The import of used cars saw a sharp decline of 83%, in terms of value, during the first quarter (July-Sep FY20) of the current fiscal year. Following the strict measures introduced by the government to check growing forex deficit, imports have drastically dropped.
According to the Pakistan Bureau of Statistics (PBS), import of used cars in completely built unit (CBU) condition went down to $14.69 million during July-September 2019/20 as compared with $87.21 million in the corresponding period last year
The commercial import of used or old cars is not allowed in the country under the law, however, the government allows overseas Pakistanis to bring cars into the country.
Pakistani nationals residing abroad, including dual nationals, can import old and used vehicles into Pakistan under personal baggage, gift and transfer of residence schemes. Cars not older than three years and other vehicles not older than five years can be imported under the schemes.
In February, the ministry of commerce amended Import Policy Order 2016 and made it mandatory for clearance of cars through foreign exchange, which should be certified by banks. Since then, the clearance of cars has stalled. Customs authorities state that a large number of imported cars are stuck at the port, but importers failed to make payments as per the procedure prescribed by the ministry of commerce.
In July-September, the import of heavy vehicles, including buses and trucks, declined 75% to $12.57 million from $50.15 million, while import of CBU motorcycles fell by 73% as compared with last year.

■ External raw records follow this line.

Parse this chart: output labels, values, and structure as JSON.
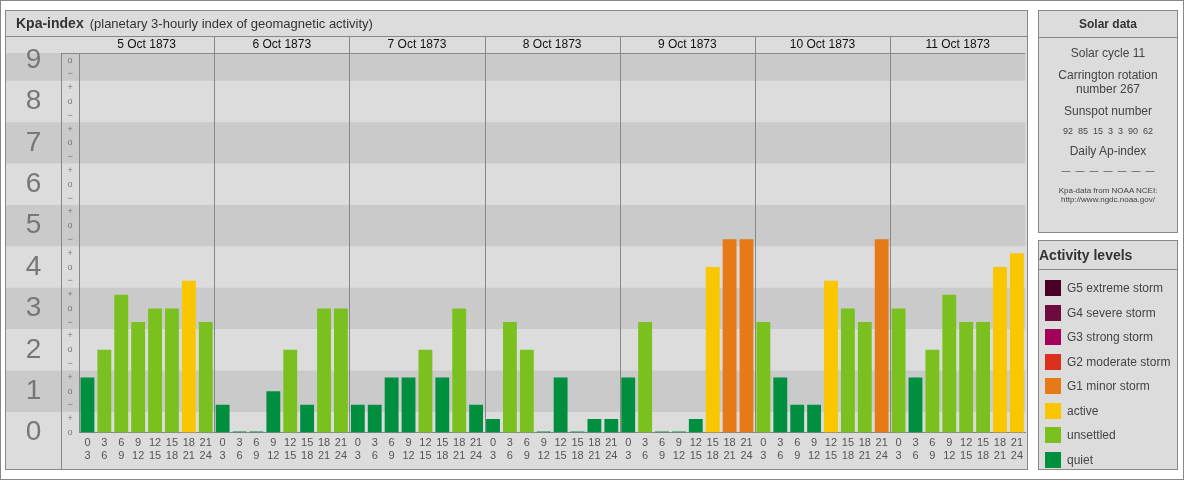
{
  "chart_data": {
    "type": "bar",
    "title": "Kpa-index",
    "subtitle": "(planetary 3-hourly index of geomagnetic activity)",
    "legend_title": "Activity levels",
    "legend": "right",
    "grid": "x",
    "categories": [
      "0\n3",
      "3\n6",
      "6\n9",
      "9\n12",
      "12\n15",
      "15\n18",
      "18\n21",
      "21\n24",
      "0\n3",
      "3\n6",
      "6\n9",
      "9\n12",
      "12\n15",
      "15\n18",
      "18\n21",
      "21\n24",
      "0\n3",
      "3\n6",
      "6\n9",
      "9\n12",
      "12\n15",
      "15\n18",
      "18\n21",
      "21\n24",
      "0\n3",
      "3\n6",
      "6\n9",
      "9\n12",
      "12\n15",
      "15\n18",
      "18\n21",
      "21\n24",
      "0\n3",
      "3\n6",
      "6\n9",
      "9\n12",
      "12\n15",
      "15\n18",
      "18\n21",
      "21\n24",
      "0\n3",
      "3\n6",
      "6\n9",
      "9\n12",
      "12\n15",
      "15\n18",
      "18\n21",
      "21\n24",
      "0\n3",
      "3\n6",
      "6\n9",
      "9\n12",
      "12\n15",
      "15\n18",
      "18\n21",
      "21\n24"
    ],
    "series": [
      {
        "name": "G5 extreme storm",
        "color": "#4a0026",
        "values": [
          null,
          null,
          null,
          null,
          null,
          null,
          null,
          null,
          null,
          null,
          null,
          null,
          null,
          null,
          null,
          null,
          null,
          null,
          null,
          null,
          null,
          null,
          null,
          null,
          null,
          null,
          null,
          null,
          null,
          null,
          null,
          null,
          null,
          null,
          null,
          null,
          null,
          null,
          null,
          null,
          null,
          null,
          null,
          null,
          null,
          null,
          null,
          null,
          null,
          null,
          null,
          null,
          null,
          null,
          null,
          null
        ]
      },
      {
        "name": "G4 severe storm",
        "color": "#6d0a40",
        "values": [
          null,
          null,
          null,
          null,
          null,
          null,
          null,
          null,
          null,
          null,
          null,
          null,
          null,
          null,
          null,
          null,
          null,
          null,
          null,
          null,
          null,
          null,
          null,
          null,
          null,
          null,
          null,
          null,
          null,
          null,
          null,
          null,
          null,
          null,
          null,
          null,
          null,
          null,
          null,
          null,
          null,
          null,
          null,
          null,
          null,
          null,
          null,
          null,
          null,
          null,
          null,
          null,
          null,
          null,
          null,
          null
        ]
      },
      {
        "name": "G3 strong storm",
        "color": "#a3005a",
        "values": [
          null,
          null,
          null,
          null,
          null,
          null,
          null,
          null,
          null,
          null,
          null,
          null,
          null,
          null,
          null,
          null,
          null,
          null,
          null,
          null,
          null,
          null,
          null,
          null,
          null,
          null,
          null,
          null,
          null,
          null,
          null,
          null,
          null,
          null,
          null,
          null,
          null,
          null,
          null,
          null,
          null,
          null,
          null,
          null,
          null,
          null,
          null,
          null,
          null,
          null,
          null,
          null,
          null,
          null,
          null,
          null
        ]
      },
      {
        "name": "G2 moderate storm",
        "color": "#dd2e1e",
        "values": [
          null,
          null,
          null,
          null,
          null,
          null,
          null,
          null,
          null,
          null,
          null,
          null,
          null,
          null,
          null,
          null,
          null,
          null,
          null,
          null,
          null,
          null,
          null,
          null,
          null,
          null,
          null,
          null,
          null,
          null,
          null,
          null,
          null,
          null,
          null,
          null,
          null,
          null,
          null,
          null,
          null,
          null,
          null,
          null,
          null,
          null,
          null,
          null,
          null,
          null,
          null,
          null,
          null,
          null,
          null,
          null
        ]
      },
      {
        "name": "G1 minor storm",
        "color": "#e57a17",
        "values": [
          null,
          null,
          null,
          null,
          null,
          null,
          null,
          null,
          null,
          null,
          null,
          null,
          null,
          null,
          null,
          null,
          null,
          null,
          null,
          null,
          null,
          null,
          null,
          null,
          null,
          null,
          null,
          null,
          null,
          null,
          null,
          null,
          null,
          null,
          null,
          null,
          null,
          null,
          4.67,
          4.67,
          null,
          null,
          null,
          null,
          null,
          null,
          null,
          4.67,
          null,
          null,
          null,
          null,
          null,
          null,
          null,
          null
        ]
      },
      {
        "name": "active",
        "color": "#f9c600",
        "values": [
          null,
          null,
          null,
          null,
          null,
          null,
          3.67,
          null,
          null,
          null,
          null,
          null,
          null,
          null,
          null,
          null,
          null,
          null,
          null,
          null,
          null,
          null,
          null,
          null,
          null,
          null,
          null,
          null,
          null,
          null,
          null,
          null,
          null,
          null,
          null,
          null,
          null,
          4,
          null,
          null,
          null,
          null,
          null,
          null,
          3.67,
          null,
          null,
          null,
          null,
          null,
          null,
          null,
          null,
          null,
          4,
          4.33
        ]
      },
      {
        "name": "unsettled",
        "color": "#7ac11f",
        "values": [
          null,
          2,
          3.33,
          2.67,
          3,
          3,
          null,
          2.67,
          null,
          null,
          null,
          null,
          2,
          null,
          3,
          3,
          null,
          null,
          null,
          null,
          2,
          null,
          3,
          null,
          null,
          2.67,
          2,
          null,
          null,
          null,
          null,
          null,
          null,
          2.67,
          null,
          null,
          null,
          null,
          null,
          null,
          2.67,
          null,
          null,
          null,
          null,
          3,
          2.67,
          null,
          3,
          null,
          2,
          3.33,
          2.67,
          2.67,
          null,
          null
        ]
      },
      {
        "name": "quiet",
        "color": "#008f3f",
        "values": [
          1.33,
          null,
          null,
          null,
          null,
          null,
          null,
          null,
          0.67,
          0,
          0,
          1,
          null,
          0.67,
          null,
          null,
          0.67,
          0.67,
          1.33,
          1.33,
          null,
          1.33,
          null,
          0.67,
          0.33,
          null,
          null,
          0,
          1.33,
          0,
          0.33,
          0.33,
          1.33,
          null,
          0,
          0,
          0.33,
          null,
          null,
          null,
          null,
          1.33,
          0.67,
          0.67,
          null,
          null,
          null,
          null,
          null,
          1.33,
          null,
          null,
          null,
          null,
          null,
          null
        ]
      }
    ],
    "ylim": [
      0,
      9.17
    ],
    "yticks": [
      0,
      1,
      2,
      3,
      4,
      5,
      6,
      7,
      8,
      9
    ],
    "x2lim": [
      "1873-10-05",
      "1873-10-12"
    ],
    "x2ticks": [
      {
        "value": "1873-10-05T12:00",
        "label": "5 Oct 1873"
      },
      {
        "value": "1873-10-06",
        "label": null
      },
      {
        "value": "1873-10-06T12:00",
        "label": "6 Oct 1873"
      },
      {
        "value": "1873-10-07",
        "label": null
      },
      {
        "value": "1873-10-07T12:00",
        "label": "7 Oct 1873"
      },
      {
        "value": "1873-10-08",
        "label": null
      },
      {
        "value": "1873-10-08T12:00",
        "label": "8 Oct 1873"
      },
      {
        "value": "1873-10-09",
        "label": null
      },
      {
        "value": "1873-10-09T12:00",
        "label": "9 Oct 1873"
      },
      {
        "value": "1873-10-10",
        "label": null
      },
      {
        "value": "1873-10-10T12:00",
        "label": "10 Oct 1873"
      },
      {
        "value": "1873-10-11",
        "label": null
      },
      {
        "value": "1873-10-11T12:00",
        "label": "11 Oct 1873"
      }
    ],
    "bands": [
      {
        "axis": "y",
        "from": 0.5,
        "to": 1.5,
        "color": "#cacaca"
      },
      {
        "axis": "y",
        "from": 2.5,
        "to": 3.5,
        "color": "#cacaca"
      },
      {
        "axis": "y",
        "from": 4.5,
        "to": 5.5,
        "color": "#cacaca"
      },
      {
        "axis": "y",
        "from": 6.5,
        "to": 7.5,
        "color": "#cacaca"
      },
      {
        "axis": "y",
        "from": 8.5,
        "to": 9.17,
        "color": "#cacaca"
      }
    ],
    "annotations": [
      "Solar data",
      "Solar cycle 11",
      "Carrington rotation number 267",
      "Sunspot number",
      "92  85  15  3  3  90  62",
      "Daily Ap-index",
      "—  —  —  —  —  —  —",
      "Kpa-data from NOAA NCEI: http://www.ngdc.noaa.gov/",
      "o",
      "+",
      "−",
      "o",
      "+",
      "−",
      "o",
      "+",
      "−",
      "o",
      "+",
      "−",
      "o",
      "+",
      "−",
      "o",
      "+",
      "−",
      "o",
      "+",
      "−",
      "o",
      "+",
      "−",
      "o",
      "+",
      "−",
      "o"
    ]
  }
}
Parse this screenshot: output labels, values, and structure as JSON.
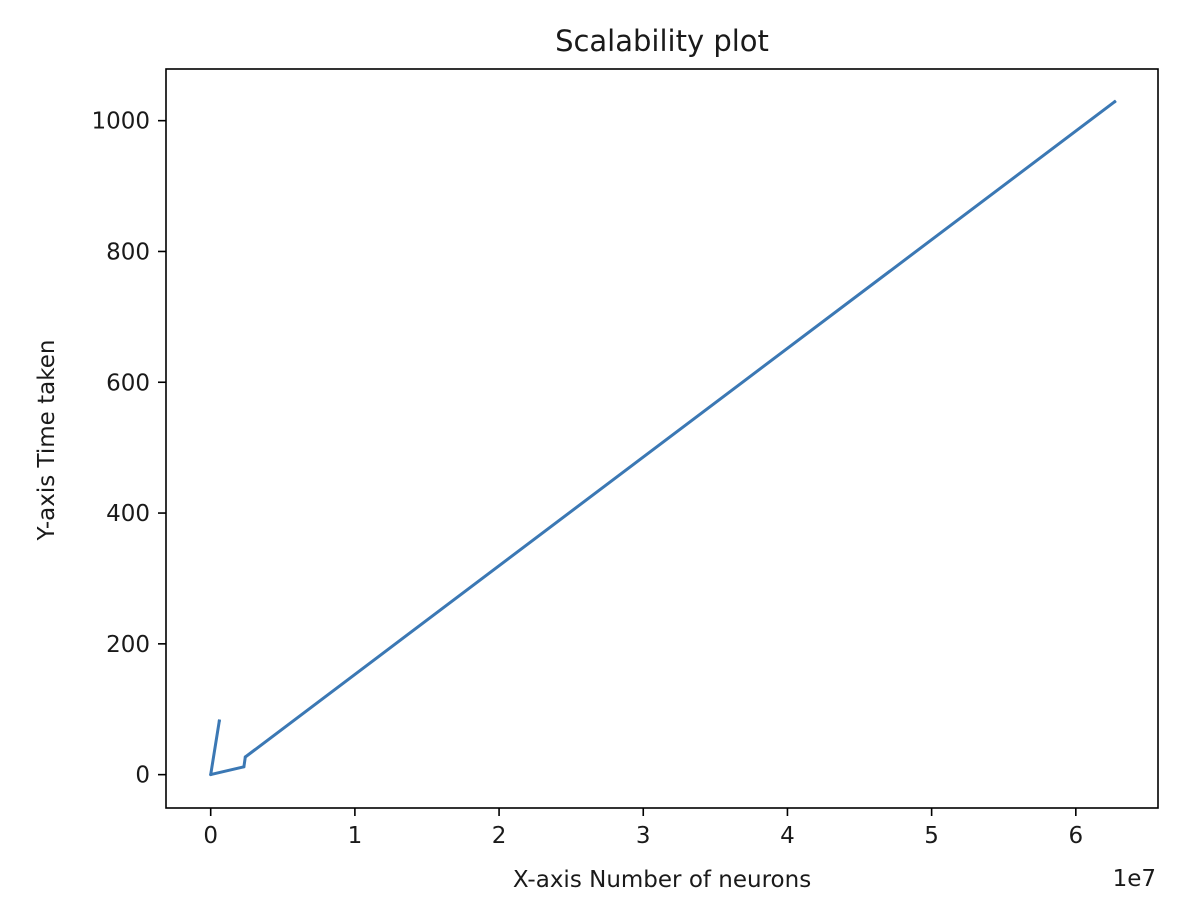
{
  "chart_data": {
    "type": "line",
    "title": "Scalability plot",
    "xlabel": "X-axis Number of neurons",
    "ylabel": "Y-axis Time taken",
    "x_offset_label": "1e7",
    "x_scale": 10000000,
    "xlim": [
      -3100000,
      65700000
    ],
    "ylim": [
      -51,
      1079
    ],
    "xticks": [
      0,
      10000000,
      20000000,
      30000000,
      40000000,
      50000000,
      60000000
    ],
    "xtick_labels": [
      "0",
      "1",
      "2",
      "3",
      "4",
      "5",
      "6"
    ],
    "yticks": [
      0,
      200,
      400,
      600,
      800,
      1000
    ],
    "ytick_labels": [
      "0",
      "200",
      "400",
      "600",
      "800",
      "1000"
    ],
    "grid": false,
    "legend": "none",
    "series": [
      {
        "color": "#3b78b4",
        "x": [
          600000,
          0,
          2300000,
          2400000,
          62700000
        ],
        "y": [
          82,
          0,
          12,
          27,
          1029
        ]
      }
    ]
  }
}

Overall, the import of vehicles in CKD dropped 27% to $261 million during the first quarter of 2019/20. The figure was recorded at $359 million in the corresponding period of the last fiscal year.
Further, the rates of locally-assembled cars for end consumers sharply increased during the period. These factors have reduced the productions of locally-manufactured cars and subsequently slashed the import of cars in CKD condition.